Health & Medical Lung Health

Management of the Hospitalized Patient With Sleep Disorder

Management of the Hospitalized Patient With Sleep Disorder
Sleep disordered breathing (SDB) frequently comes to medical attention for the first time when patients are hospitalized for diagnosis and treatment of an associated condition (eg, poorly controlled hypertension, myocardial infarction, congestive heart failure, stroke, or problems related to management of diabetes mellitus). Diagnosis of SDB is generally performed in a specialized facility, which is often inconvenient and expensive for the hospitalized patient. Expectant perioperative management of patients with sleep apnea is critical, particularly if they are previously undiagnosed. An ideal diagnostic strategy for these patients has not been defined. Continuous positive airway pressure (CPAP) is the mainstay of treatment of patients with sleep apnea. Unfortunately, it is often difficult for very ill patients to tolerate CPAP, unless it is administered with a high level of expertise.

Sleep disordered breathing (SDB), particularly obstructive sleep apnea (OSA), is a prevalent condition that is often undiagnosed. The development of obstructive apnea events is related to upper-airway anatomy and function. The relative contribution of these factors may vary widely. Obstruction most often occurs when upper-airway muscle tone is decreased relative to wakefulness. The upper airway collapses, with inspiration leading to obstructed breathing. The patient restores breathing at the expense of sleep continuity only to enter another phase of obstruction as sleep returns. This repetitive cycle of disordered breathing often produces episodic hypoxemia, increased stimulation of the sympathetic nervous system, and poor sleep quality. Other sleep-related respiratory disturbances include Cheyne-Stokes breathing and central sleep apnea (CSA), characterized by oscillation or absence of respiratory effort.

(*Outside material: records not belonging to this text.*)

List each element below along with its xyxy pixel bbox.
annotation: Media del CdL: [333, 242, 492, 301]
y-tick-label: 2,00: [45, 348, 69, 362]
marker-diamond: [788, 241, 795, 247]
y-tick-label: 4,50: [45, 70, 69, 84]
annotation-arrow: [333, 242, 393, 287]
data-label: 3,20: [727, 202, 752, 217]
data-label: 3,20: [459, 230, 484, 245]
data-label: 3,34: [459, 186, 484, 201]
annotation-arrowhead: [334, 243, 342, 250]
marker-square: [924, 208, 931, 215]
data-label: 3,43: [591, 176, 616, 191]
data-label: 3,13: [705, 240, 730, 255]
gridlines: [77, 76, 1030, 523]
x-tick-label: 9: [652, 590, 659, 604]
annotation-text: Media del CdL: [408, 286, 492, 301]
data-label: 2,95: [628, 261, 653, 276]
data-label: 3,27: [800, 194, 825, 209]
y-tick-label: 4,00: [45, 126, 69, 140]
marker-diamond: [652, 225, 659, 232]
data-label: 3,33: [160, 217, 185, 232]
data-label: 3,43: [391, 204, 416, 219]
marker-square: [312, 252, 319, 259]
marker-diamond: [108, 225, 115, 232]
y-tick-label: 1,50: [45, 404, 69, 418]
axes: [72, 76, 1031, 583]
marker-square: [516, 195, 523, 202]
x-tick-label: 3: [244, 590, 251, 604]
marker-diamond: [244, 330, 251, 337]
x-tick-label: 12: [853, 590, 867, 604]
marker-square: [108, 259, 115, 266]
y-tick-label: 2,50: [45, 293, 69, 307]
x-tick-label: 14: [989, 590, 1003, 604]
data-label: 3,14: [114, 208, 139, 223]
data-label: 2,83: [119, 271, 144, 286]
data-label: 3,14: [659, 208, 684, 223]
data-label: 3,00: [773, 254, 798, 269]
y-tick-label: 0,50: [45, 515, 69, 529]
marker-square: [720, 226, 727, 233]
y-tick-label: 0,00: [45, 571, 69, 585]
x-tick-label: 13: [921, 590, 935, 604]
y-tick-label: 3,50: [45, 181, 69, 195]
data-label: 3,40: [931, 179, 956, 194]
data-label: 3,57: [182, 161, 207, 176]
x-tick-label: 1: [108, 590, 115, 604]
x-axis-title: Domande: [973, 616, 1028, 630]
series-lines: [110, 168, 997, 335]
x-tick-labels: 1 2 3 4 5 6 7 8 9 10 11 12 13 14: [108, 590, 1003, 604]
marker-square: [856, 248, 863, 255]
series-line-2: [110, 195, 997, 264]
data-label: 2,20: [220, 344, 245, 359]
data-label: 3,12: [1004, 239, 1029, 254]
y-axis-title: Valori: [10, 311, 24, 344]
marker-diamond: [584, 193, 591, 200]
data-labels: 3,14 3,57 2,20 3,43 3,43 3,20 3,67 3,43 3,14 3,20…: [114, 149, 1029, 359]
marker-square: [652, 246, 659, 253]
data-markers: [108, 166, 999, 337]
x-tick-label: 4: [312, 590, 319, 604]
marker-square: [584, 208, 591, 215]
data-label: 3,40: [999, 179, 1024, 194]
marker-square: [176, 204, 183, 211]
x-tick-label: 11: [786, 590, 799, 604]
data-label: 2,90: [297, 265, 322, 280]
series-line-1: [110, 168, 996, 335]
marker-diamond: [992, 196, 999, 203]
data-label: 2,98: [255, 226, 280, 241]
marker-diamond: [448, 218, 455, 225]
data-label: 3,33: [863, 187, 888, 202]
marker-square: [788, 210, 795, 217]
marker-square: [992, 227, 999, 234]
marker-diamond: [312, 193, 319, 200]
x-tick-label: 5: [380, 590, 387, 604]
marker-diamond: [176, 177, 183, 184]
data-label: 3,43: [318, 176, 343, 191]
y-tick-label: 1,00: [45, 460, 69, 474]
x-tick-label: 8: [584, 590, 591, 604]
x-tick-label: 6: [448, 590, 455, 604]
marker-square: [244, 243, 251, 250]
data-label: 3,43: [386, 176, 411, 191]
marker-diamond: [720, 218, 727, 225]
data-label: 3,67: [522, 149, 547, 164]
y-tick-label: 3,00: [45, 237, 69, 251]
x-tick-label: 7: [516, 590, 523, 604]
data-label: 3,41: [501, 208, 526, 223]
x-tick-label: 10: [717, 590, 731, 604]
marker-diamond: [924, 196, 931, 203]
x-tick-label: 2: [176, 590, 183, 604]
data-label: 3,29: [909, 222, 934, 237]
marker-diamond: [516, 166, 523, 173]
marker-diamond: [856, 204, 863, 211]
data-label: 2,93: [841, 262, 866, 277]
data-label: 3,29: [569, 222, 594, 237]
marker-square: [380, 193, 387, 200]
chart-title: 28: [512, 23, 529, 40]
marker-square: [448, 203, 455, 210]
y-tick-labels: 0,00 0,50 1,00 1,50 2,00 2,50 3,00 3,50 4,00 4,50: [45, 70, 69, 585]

Population studies of middle-aged adults indicate that approximately 9% of women and 24% of men have SDB. It has been estimated that 5% of all adults in Western countries have undiagnosed sleep apnea. Even a relatively mild degree of OSA may be associated with adverse consequences including excess mortality, coronary artery disease manifestation, stroke, insulin resistance, and increased risk of automobile accidents. Studies have concluded that subjects with SDB are more likely to use health care resources and services before diagnosis. Therefore, incidental hospitalization of a patient with OSA may present a valuable opportunity for diagnosis. It also represents a potential challenge in management.

The impact of SDB on medical and surgical patients has not been rigorously investigated because it is largely speculative. Episodic hypoxemia and poor sleep quality may compromise recovery from medical illnesses. Furthermore, it is reasonable to assume that patients whose upper-airway patency is compromised during sleep are also at risk following administration of analgesia and anesthesia. This paper will briefly review data by which we may estimate the likelihood that OSA is present in association with commonly encountered medical conditions. Some reasonable precautions to avoid complications of SDB in medical and surgical patients will be presented. Finally, the inherent difficulties of diagnosis and treatment of a sick patient not previously known to have SDB will be discussed.